В начале августа 1921 г. Ленин, реагируя на выступления лидера «рабочей оппозиции», члена ЦК А. Г. Шляпникова [19, с. 128—181], потребовал вывести его из состава ЦК и исключить из партии. Казалось бы, в той ситуации у Ленина были все основания рассчитывать на полную поддержку членов ЦК и ЦКК, поскольку оппозиционные выступления Шляпникова вполне могли быть расценены как грубое нарушение партийной дисциплины [13, с. 339], достаточное для реализации упомянутого выше 7 пункта резолюции «О единстве партии». Тем не менее, на объединенном пленуме ЦК и ЦКК, состоявшемся 9 августа 1921 г., Ленину не удалось добиться принятия этой крайней меры: до необходимых двух третей голосов не хватило одного голоса [20, с. 526—527]. 26 февраля 1922 г. Шляпников и его сторонники обратились в Президиум Исполкома Коминтерна (ИККИ) с заявлением, содержавшим резкую критику сложившегося внутрипартийного режима. Специальная комиссия ИККИ, работавшая под контролем Зиновьева и Троцкого, констатировала нарушение группой Шляпникова партийной дисциплины [19, с. 169—171]. Примечательно, что, хотя Шляпников по итогам XI партсъезда (27 марта – 2 апреля 1922) и не был переизбран в ЦК, вопрос об исключении его из партии в тот период даже не поднимался.

Таким образом, традиционным принципом коллективного руководства, закрепившимся еще при Ленине, было сравнительно снисходительное отношение к оппозиционерам и инакомыслящим, являвшимся заслуженными партийными деятелями (члены Политбюро и ЦК, представители старой партийной гвардии). Как будет видно из дальнейшего хода нашего исследования, влияние этой традиции на решения членов «руководящего коллектива» партии сохранялось до начала 1930-х гг.

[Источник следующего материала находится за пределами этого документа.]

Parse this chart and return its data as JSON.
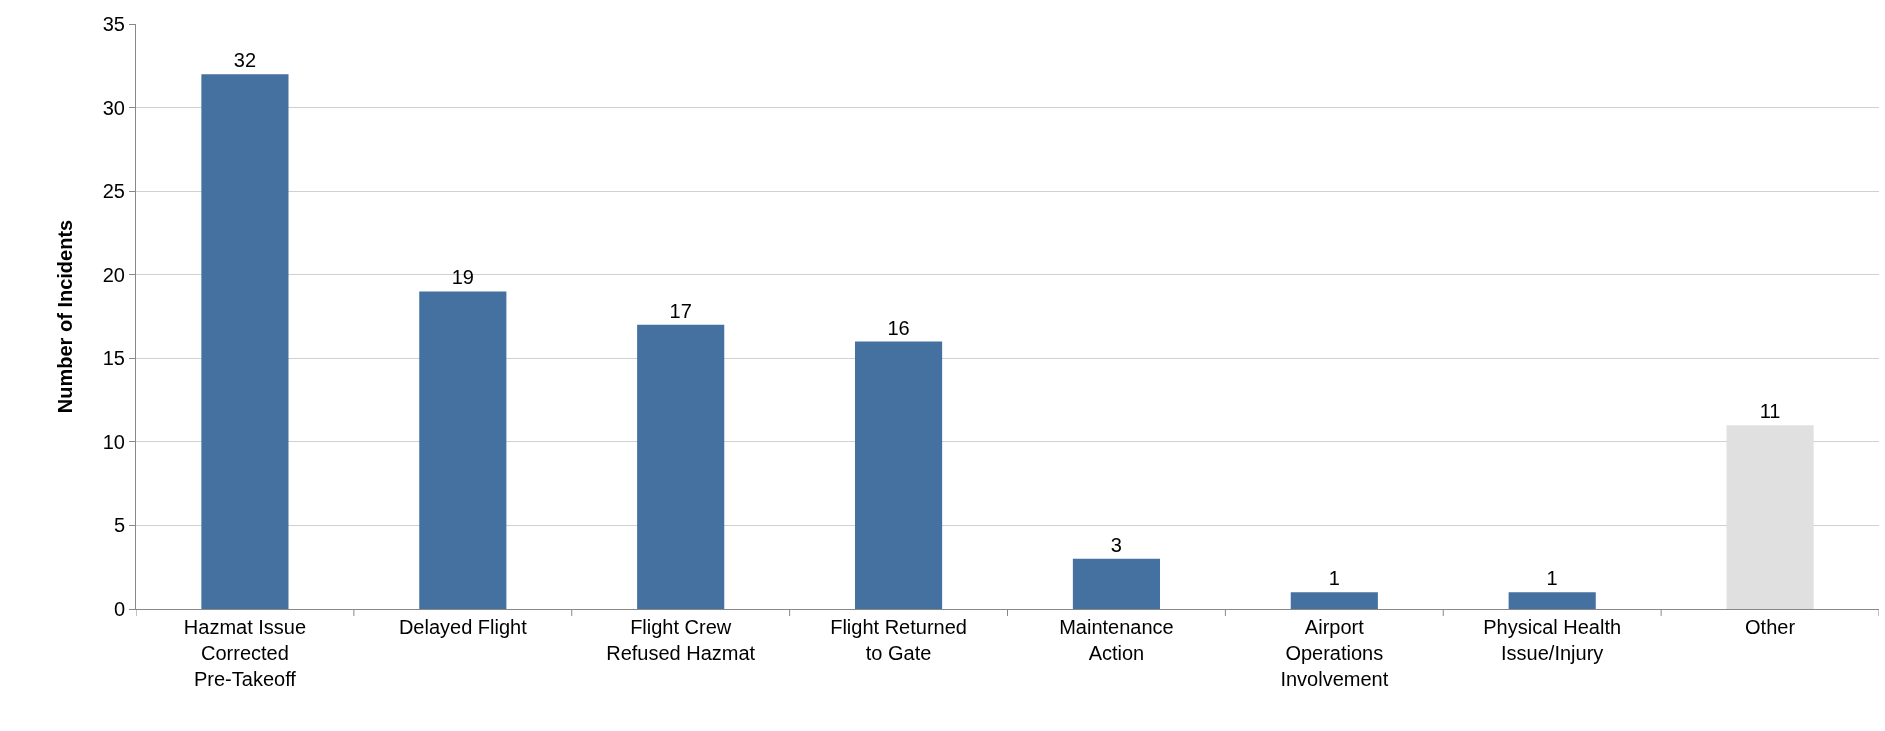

Императивом коллективного руководства было ригористическое соблюдение принципа «единства» как условия сохранения прочности диктатуры большевистской партии и стабильности в высшем эшелоне власти. Теория социального конфликта предлагает логичное объяснение настроениям «единства», преобладавшим в Политбюро и ЦК: «Тесно сплоченные группы, для которых характерно непрерывное взаимодействие и глубокая личная вовлеченность их членов, имеют тенденцию к подавлению конфликтов… Следовательно, чем теснее отношения в группе, тем острее конфликт. Там, где личность целиком вовлечена в жизнь группы, а конфликты подавляются, конфликт, все-таки вырвавшийся наружу, скорее всего, будет угрожать самим основам взаимоотношений» [21, с. 180]. Иными словами, как уже отмечалось в литературе, большинство членов «руководящего коллектива» партии опасалось внутрипартийной борьбы, поскольку «раскол в верхах означал, что непременно нужно было принимать чью-то сторону, втягиваться в борьбу и рисковать в случае поражения» [22, с. 6].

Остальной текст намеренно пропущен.